The Bartlett and Albany Railroad was a short-lived logging railroad in Carroll County, New Hampshire, in the United States.

The Bartlett and Albany ran from a sawmill and a junction with the Mountain Division in Bartlett, over Bear Notch, and down to a small rail yard near Passaconaway (in Albany). The route was unusual insofar as the highpoint was in the middle. As a result, the grade was "uphill both ways," limiting the load that could be carried.

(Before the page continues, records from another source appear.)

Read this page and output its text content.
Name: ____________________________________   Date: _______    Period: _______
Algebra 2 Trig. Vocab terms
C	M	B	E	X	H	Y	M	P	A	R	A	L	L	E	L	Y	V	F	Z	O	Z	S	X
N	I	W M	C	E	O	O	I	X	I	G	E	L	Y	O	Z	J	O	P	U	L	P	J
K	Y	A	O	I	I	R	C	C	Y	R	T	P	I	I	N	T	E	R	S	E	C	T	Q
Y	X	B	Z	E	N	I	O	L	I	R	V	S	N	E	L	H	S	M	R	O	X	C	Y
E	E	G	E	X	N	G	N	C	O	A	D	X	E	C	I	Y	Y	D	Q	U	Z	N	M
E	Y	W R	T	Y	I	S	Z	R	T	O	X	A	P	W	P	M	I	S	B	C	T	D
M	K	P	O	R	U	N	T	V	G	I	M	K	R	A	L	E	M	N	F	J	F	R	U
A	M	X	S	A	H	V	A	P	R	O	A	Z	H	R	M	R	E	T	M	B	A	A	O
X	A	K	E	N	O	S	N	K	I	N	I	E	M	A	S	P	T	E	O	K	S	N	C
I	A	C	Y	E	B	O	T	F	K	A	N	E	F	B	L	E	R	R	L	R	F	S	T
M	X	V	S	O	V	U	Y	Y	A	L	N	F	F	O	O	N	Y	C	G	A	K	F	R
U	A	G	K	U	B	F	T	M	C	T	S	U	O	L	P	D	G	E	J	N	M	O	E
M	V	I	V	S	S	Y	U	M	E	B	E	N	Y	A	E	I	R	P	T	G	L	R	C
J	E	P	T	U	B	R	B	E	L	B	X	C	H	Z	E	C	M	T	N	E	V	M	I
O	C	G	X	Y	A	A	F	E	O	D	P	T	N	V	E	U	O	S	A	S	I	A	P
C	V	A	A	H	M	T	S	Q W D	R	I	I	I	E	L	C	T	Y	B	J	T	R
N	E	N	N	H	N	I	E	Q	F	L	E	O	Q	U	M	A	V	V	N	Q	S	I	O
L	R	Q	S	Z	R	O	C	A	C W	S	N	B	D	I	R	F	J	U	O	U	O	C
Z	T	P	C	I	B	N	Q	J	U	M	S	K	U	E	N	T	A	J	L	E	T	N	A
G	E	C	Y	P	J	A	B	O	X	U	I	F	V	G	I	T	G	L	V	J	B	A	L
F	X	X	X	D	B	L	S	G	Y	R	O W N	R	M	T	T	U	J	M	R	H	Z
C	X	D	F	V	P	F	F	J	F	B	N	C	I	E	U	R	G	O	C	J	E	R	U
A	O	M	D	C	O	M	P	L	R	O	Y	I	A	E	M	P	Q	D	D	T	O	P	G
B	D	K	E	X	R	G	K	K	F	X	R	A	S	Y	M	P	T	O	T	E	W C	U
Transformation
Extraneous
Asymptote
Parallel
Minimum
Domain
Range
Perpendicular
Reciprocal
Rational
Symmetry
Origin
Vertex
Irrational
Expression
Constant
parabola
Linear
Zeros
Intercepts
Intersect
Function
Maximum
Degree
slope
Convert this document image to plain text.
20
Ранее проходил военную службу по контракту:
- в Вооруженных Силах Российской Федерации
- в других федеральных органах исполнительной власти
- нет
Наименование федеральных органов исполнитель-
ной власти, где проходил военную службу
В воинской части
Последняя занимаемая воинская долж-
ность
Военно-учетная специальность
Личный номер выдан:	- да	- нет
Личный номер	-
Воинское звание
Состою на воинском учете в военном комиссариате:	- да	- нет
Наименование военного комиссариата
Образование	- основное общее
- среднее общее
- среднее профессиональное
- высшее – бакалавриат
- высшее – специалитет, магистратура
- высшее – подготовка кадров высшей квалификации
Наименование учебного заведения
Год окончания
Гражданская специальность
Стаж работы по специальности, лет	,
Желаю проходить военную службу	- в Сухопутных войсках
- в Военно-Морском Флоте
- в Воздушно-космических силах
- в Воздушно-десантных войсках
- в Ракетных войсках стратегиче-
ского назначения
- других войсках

The railway had just one locomotive, a 2-6-0 bought new from the Portland Company. There was only one round trip daily, bringing supplies over Bear Notch to the logging camps and then bringing logs to the sawmill in Bartlett. There were also a couple of small sawmills near Passaconaway from which sawn lumber was shipped. The afternoon was spent switching cars at the mill. The railway never had a passenger car.

The railway ceased operations in 1894 when the area was logged out. Today, Bear Notch Road follows the right of way from Bartlett and over Bear Notch before diverging to the east.